Personal information
- Born: 1973 (age 52–53) Castlebar, Ireland

Sport
- Sport: Gaelic football
- Position: Centre Back

Clubs
- Years: Club
- Crossmolina Deel Rovers Claregalway

Club titles
- Mayo titles: 6
- Connacht titles: 3
- All-Ireland Titles: 1

Inter-county
- Years: County / Apps (scores)
- 1995–2010: Mayo / 132

Inter-county titles
- Connacht titles: 6
- NFL: 1
- All Stars: 2

= James Nallen =

Mayo Gaelic footballer

James Nallen (born Oct 1973 in Castlebar) is an Irish former Gaelic footballer who played for the Mayo county team. He is the team's record appearance holder with 132.

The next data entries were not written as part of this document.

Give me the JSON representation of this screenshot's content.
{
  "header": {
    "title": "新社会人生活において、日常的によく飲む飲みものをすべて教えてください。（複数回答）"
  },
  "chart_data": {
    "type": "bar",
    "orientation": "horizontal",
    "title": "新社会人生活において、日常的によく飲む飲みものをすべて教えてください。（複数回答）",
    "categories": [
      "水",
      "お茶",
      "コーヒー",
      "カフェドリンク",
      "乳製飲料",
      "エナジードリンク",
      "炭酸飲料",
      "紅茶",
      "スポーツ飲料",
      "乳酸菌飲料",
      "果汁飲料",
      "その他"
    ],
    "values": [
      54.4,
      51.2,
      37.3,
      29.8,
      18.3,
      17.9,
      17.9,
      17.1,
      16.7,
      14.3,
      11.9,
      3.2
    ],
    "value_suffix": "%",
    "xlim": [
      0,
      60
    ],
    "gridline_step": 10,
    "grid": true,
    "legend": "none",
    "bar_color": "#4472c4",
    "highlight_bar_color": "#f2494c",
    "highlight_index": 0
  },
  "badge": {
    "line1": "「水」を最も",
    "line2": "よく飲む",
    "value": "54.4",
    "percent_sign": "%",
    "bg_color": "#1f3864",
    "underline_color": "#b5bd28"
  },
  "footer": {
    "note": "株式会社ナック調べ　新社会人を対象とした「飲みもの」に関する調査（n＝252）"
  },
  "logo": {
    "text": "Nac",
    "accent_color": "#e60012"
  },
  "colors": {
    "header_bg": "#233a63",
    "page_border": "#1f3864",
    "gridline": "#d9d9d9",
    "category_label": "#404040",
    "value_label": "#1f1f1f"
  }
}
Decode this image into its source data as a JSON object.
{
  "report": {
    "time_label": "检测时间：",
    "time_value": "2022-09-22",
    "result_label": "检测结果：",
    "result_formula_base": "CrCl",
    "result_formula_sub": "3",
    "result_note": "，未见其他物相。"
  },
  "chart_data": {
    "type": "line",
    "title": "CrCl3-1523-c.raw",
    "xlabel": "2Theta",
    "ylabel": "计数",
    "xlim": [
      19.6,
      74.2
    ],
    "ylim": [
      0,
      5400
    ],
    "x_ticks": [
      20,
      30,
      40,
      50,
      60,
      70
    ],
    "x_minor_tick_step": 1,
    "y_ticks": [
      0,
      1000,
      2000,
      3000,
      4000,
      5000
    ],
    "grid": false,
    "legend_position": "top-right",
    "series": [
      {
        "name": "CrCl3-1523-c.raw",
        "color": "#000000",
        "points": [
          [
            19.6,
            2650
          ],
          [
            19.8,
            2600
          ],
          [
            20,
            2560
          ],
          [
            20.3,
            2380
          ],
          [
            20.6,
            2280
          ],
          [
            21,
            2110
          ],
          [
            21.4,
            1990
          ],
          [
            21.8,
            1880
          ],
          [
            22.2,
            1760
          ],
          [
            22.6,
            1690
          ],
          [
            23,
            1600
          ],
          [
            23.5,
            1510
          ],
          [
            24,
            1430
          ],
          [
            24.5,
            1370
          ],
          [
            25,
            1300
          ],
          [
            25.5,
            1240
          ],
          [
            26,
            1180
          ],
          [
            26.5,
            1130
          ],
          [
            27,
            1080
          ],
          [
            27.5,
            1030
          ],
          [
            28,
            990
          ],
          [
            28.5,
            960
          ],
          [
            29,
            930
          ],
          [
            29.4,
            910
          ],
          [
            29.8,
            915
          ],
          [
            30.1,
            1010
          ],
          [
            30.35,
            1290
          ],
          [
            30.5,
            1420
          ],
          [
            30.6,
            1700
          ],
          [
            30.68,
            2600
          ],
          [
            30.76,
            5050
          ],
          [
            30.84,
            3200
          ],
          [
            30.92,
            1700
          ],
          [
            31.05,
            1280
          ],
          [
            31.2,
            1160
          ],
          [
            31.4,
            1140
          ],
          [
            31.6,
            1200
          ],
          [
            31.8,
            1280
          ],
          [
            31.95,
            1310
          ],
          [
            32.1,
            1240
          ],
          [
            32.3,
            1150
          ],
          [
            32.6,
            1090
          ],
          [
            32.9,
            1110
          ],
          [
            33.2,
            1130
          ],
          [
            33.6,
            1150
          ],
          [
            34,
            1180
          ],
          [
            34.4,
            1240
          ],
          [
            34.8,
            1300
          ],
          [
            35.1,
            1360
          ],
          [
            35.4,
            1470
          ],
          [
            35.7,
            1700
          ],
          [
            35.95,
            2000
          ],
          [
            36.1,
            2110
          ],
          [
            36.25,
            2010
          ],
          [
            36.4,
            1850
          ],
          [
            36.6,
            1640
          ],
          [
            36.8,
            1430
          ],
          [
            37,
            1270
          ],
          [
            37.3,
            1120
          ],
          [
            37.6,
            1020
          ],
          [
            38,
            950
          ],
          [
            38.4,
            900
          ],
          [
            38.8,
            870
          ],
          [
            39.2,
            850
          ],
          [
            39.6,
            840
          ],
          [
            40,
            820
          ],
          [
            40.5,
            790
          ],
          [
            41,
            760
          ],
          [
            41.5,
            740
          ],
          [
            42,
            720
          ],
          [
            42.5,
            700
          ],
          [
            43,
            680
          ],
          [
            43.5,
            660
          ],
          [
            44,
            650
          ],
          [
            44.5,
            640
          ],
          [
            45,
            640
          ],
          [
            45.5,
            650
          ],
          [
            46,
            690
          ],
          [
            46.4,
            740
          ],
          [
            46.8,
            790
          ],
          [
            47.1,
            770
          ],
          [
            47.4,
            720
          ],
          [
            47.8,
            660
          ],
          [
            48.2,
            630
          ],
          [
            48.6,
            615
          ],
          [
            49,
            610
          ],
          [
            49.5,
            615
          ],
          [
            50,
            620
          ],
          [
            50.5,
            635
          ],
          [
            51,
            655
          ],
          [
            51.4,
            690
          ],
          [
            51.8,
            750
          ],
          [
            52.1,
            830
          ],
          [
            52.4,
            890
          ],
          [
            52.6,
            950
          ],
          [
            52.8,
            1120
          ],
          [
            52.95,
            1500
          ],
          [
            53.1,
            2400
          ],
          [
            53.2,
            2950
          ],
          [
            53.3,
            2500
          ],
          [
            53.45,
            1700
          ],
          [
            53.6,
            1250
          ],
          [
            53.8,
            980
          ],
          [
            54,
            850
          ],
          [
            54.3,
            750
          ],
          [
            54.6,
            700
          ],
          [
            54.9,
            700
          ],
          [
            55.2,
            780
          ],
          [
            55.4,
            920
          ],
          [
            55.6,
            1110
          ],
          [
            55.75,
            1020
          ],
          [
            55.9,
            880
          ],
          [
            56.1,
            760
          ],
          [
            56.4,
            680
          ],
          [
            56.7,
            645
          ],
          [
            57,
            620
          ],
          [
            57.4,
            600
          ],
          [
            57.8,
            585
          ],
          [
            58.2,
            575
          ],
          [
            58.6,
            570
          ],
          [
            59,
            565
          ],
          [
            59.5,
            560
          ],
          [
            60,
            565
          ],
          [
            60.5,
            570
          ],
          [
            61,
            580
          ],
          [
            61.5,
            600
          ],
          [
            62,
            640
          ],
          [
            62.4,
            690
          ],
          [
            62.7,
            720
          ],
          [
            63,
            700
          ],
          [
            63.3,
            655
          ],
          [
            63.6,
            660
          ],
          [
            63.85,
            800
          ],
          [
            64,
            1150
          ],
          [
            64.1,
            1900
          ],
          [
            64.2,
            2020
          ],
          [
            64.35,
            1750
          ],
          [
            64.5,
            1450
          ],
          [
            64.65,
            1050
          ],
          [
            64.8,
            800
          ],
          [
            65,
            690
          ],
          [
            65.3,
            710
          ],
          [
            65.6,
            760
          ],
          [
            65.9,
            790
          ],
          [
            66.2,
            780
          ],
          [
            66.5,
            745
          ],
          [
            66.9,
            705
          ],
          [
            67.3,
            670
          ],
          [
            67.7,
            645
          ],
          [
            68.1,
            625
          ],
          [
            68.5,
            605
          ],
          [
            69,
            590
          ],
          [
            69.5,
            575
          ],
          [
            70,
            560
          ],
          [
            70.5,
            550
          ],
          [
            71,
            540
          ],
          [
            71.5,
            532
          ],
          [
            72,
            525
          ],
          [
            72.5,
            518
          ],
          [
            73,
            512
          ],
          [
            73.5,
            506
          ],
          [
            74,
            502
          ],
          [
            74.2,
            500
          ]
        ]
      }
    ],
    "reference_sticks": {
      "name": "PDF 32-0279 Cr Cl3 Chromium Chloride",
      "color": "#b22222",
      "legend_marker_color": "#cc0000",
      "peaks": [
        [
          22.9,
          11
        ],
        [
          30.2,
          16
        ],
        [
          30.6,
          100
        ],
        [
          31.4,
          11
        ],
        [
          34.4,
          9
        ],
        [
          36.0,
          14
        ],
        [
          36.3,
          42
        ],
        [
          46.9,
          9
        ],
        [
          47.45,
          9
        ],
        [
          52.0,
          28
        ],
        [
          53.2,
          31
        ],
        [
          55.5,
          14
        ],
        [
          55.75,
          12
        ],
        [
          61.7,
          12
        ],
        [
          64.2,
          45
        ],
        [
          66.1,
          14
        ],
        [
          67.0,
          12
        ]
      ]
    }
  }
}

He has worked as Chief Technical Officer at NUI Galway's School of Physics NUI Galway. His brother Tom and their uncle John also played for Mayo and Crossmolina.

==Playing career==
Nallen played in five All-Ireland Senior Football Championship (SFC) finals, including an All-Ireland SFC final replay against Meath in 1996, and won two All Stars, in 1996 and 2004. He won a National Football League medal in 2001. However, he never won an All-Ireland SFC medal. He retired from inter-county football in 2010.

At club level Nallen won Mayo Senior Football Championship titles in 1995, 1999, 2000, 2002, 2005 and 2006, as well as Connacht Senior Club Football Championship titles in 1999, 2000, 2002, and an All-Ireland Senior Club Football Championship title in 2001.

Nallen has been a selector for Mayo. He spent three seasons working as part of James Horan's management team. He served as "runner" during games.